A: Primarily through images and information. Technology has changed the way America searches for missing children. When a child disappeared 27 years ago when we were established, it took days or weeks to circulate that child's photo. Today we get the photo out in minutes. We use the national Amber Alert program notify the public of breaking child abduction cases. It's the same system that warns of weather or civil emergencies. We mobilize the eyes and ears of the public. A CyberTipline that allows the public and Internet companies to report suspected child exploitation to NCMEC online. We just handled our 1 millionth report.
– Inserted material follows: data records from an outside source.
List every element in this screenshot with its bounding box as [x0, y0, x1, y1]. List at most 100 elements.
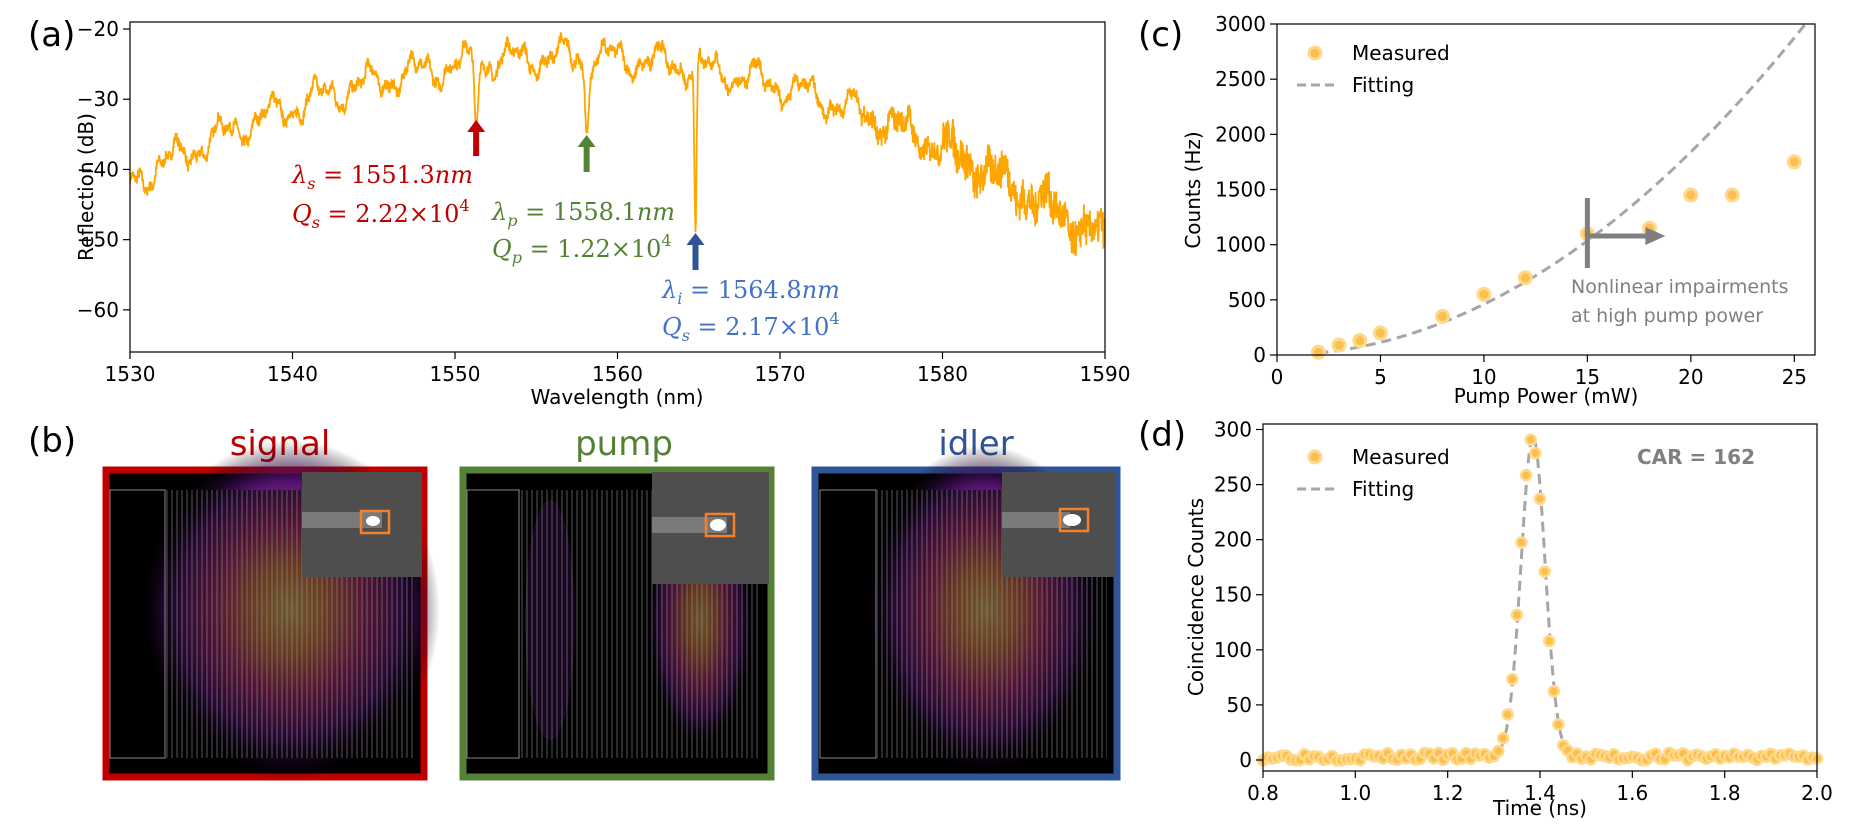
signal-q-sub: s [312, 213, 320, 232]
measured-point [1496, 731, 1510, 745]
panel-c-xlabel: Pump Power (mW) [1454, 384, 1639, 408]
measured-point [1331, 337, 1347, 353]
xtick-label: 20 [1678, 365, 1703, 389]
svg-text:Qp = 1.22×104: Qp = 1.22×104 [492, 231, 672, 267]
signal-lambda: λ [291, 161, 307, 189]
signal-lambda-unit: nm [435, 161, 473, 189]
car-label: CAR = 162 [1637, 445, 1755, 469]
signal-lambda-value: = 1551.3 [315, 161, 434, 189]
svg-text:Qs = 2.17×104: Qs = 2.17×104 [662, 309, 840, 345]
signal-field-image [102, 440, 440, 781]
measured-point [1352, 333, 1368, 349]
idler-q: Q [662, 313, 682, 341]
ytick-label: 0 [1239, 748, 1252, 772]
reflection-trace [130, 32, 1105, 256]
nonlinear-annotation-line1: Nonlinear impairments [1571, 276, 1789, 298]
xtick-label: 0 [1271, 365, 1284, 389]
pump-lambda: λ [491, 198, 507, 226]
measured-point [1547, 684, 1561, 698]
idler-field-image [811, 445, 1121, 781]
ytick-label: −20 [77, 17, 119, 41]
ytick-label: −50 [77, 228, 119, 252]
ytick-label: 2000 [1215, 122, 1266, 146]
measured-point [1501, 708, 1514, 721]
measured-point [1533, 492, 1547, 506]
marker-arrow-head [1645, 227, 1666, 245]
legend-measured-label-d: Measured [1352, 445, 1450, 469]
idler-inset-image [1002, 472, 1115, 577]
pump-arrow [577, 135, 596, 172]
nonlinear-annotation-line2: at high pump power [1571, 305, 1763, 327]
xtick-label: 2.0 [1801, 781, 1833, 805]
measured-point [1372, 325, 1388, 341]
pump-lambda-unit: nm [637, 198, 675, 226]
panel-d-ylabel: Coincidence Counts [1184, 498, 1208, 696]
measured-point [1492, 744, 1505, 758]
nonlinear-marker [1584, 198, 1666, 268]
measured-point [1506, 672, 1519, 686]
xtick-label: 5 [1374, 365, 1387, 389]
panel-a-xlabel: Wavelength (nm) [531, 385, 704, 409]
measured-point [1552, 718, 1565, 731]
signal-annotation: λs = 1551.3nm Qs = 2.22×104 [291, 161, 473, 232]
panel-a-ylabel: Reflection (dB) [74, 113, 98, 261]
measured-point [1538, 565, 1551, 578]
pump-annotation: λp = 1558.1nm Qp = 1.22×104 [491, 198, 675, 267]
legend-measured-marker-d [1307, 449, 1323, 465]
svg-text:λs = 1551.3nm: λs = 1551.3nm [291, 161, 473, 193]
counts-fit-curve [1318, 24, 1808, 355]
counts-vs-power-chart: 0 5 10 15 20 25 0 500 1000 1500 2000 2500 3000 Pump… [1181, 12, 1816, 408]
panel-d-legend: Measured Fitting [1297, 445, 1450, 501]
xtick-label: 0.8 [1247, 781, 1279, 805]
ytick-label: 300 [1214, 418, 1252, 442]
xtick-label: 1.8 [1709, 781, 1741, 805]
svg-text:Qs = 2.22×104: Qs = 2.22×104 [292, 196, 470, 232]
measured-point [1476, 286, 1492, 302]
pump-inset-image [652, 472, 769, 584]
coincidence-chart: 0.8 1.0 1.2 1.4 1.6 1.8 2.0 0 50 100 150 200 250 300… [1184, 418, 1833, 820]
xtick-label: 15 [1575, 365, 1600, 389]
panel-c-legend: Measured Fitting [1297, 41, 1450, 97]
coincidence-fit-curve [1263, 434, 1817, 759]
panel-d-label: (d) [1138, 415, 1186, 455]
panel-c-ylabel: Counts (Hz) [1181, 131, 1205, 248]
ytick-label: −30 [77, 87, 119, 111]
ytick-label: 1000 [1215, 233, 1266, 257]
idler-arrow [686, 233, 705, 270]
pump-q-value: = 1.22×10 [522, 235, 661, 263]
xtick-label: 25 [1782, 365, 1807, 389]
xtick-label: 1530 [105, 362, 156, 386]
signal-inset-image [302, 472, 422, 577]
measured-point [1515, 536, 1528, 549]
signal-q: Q [292, 200, 312, 228]
idler-lambda-sub: i [677, 289, 682, 308]
idler-lambda-value: = 1564.8 [682, 276, 801, 304]
idler-annotation: λi = 1564.8nm Qs = 2.17×104 [661, 276, 840, 345]
ytick-label: 200 [1214, 528, 1252, 552]
measured-point [1510, 608, 1524, 622]
ytick-label: 250 [1214, 473, 1252, 497]
ytick-label: 0 [1253, 343, 1266, 367]
xtick-label: 1560 [592, 362, 643, 386]
ytick-label: −60 [77, 298, 119, 322]
pump-lambda-value: = 1558.1 [517, 198, 636, 226]
legend-measured-label: Measured [1352, 41, 1450, 65]
xtick-label: 1.0 [1339, 781, 1371, 805]
ytick-label: 2500 [1215, 67, 1266, 91]
legend-fitting-label: Fitting [1352, 73, 1414, 97]
ytick-label: −40 [77, 157, 119, 181]
xtick-label: 1570 [755, 362, 806, 386]
idler-q-sub: s [682, 326, 690, 345]
measured-point [1517, 270, 1533, 286]
xtick-label: 1580 [917, 362, 968, 386]
ytick-label: 100 [1214, 638, 1252, 662]
xtick-label: 1.4 [1524, 781, 1556, 805]
reflection-spectrum-chart: 1530 1540 1550 1560 1570 1580 1590 −20 −30 −40 −5… [74, 17, 1130, 409]
xtick-label: 1.2 [1432, 781, 1464, 805]
signal-q-exp: 4 [459, 196, 469, 215]
xtick-label: 1590 [1080, 362, 1131, 386]
xtick-label: 1540 [267, 362, 318, 386]
ytick-label: 50 [1227, 693, 1252, 717]
signal-arrow [467, 120, 486, 156]
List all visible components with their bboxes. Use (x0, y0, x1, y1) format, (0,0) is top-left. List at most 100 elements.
We have a Child Victim Identification Program that has reviewed 13 million child pornography images and videos last year.

Q: Tell us more about technology.

A: We have new tools like PhotoDNA, developed and given to us by Microsoft, which we use to match images and try to interdict the distribution of child pornography. We use forensic technology to "age" the faces of long-term missing children and do facial reconstructions of unidentified deceased children.

Q: How are you funded?

A: Our core budget comes both from the US Justice Department and private sources. Major corporations are key supporters.

Q: What about your global efforts?

A: Through the International Center for Missing and Exploited Children we have established centers like the US NCMEC in Belgium, Greece, Romania, and South Africa; set have a new regional center for the Balkans, and we are working with many other countries.

We have trained police in 119 countries. We have built a Global Missing Children's Network that includes 18 countries. We work with parliaments to create new laws on child pornography, and 43 countries have enacted new laws to date. This is a global issues that needs global solutions.

Q: Do you plan to work with Chinese officials?

A: We have a wonderful working relationship with Chinese law enforcement and other Chinese officials. We have trained some police in China. We conducted law enforcement training programs in computer-facilitated crimes against children in Dalian and Hong Kong. We are looking for more ways to work together in China and around the world.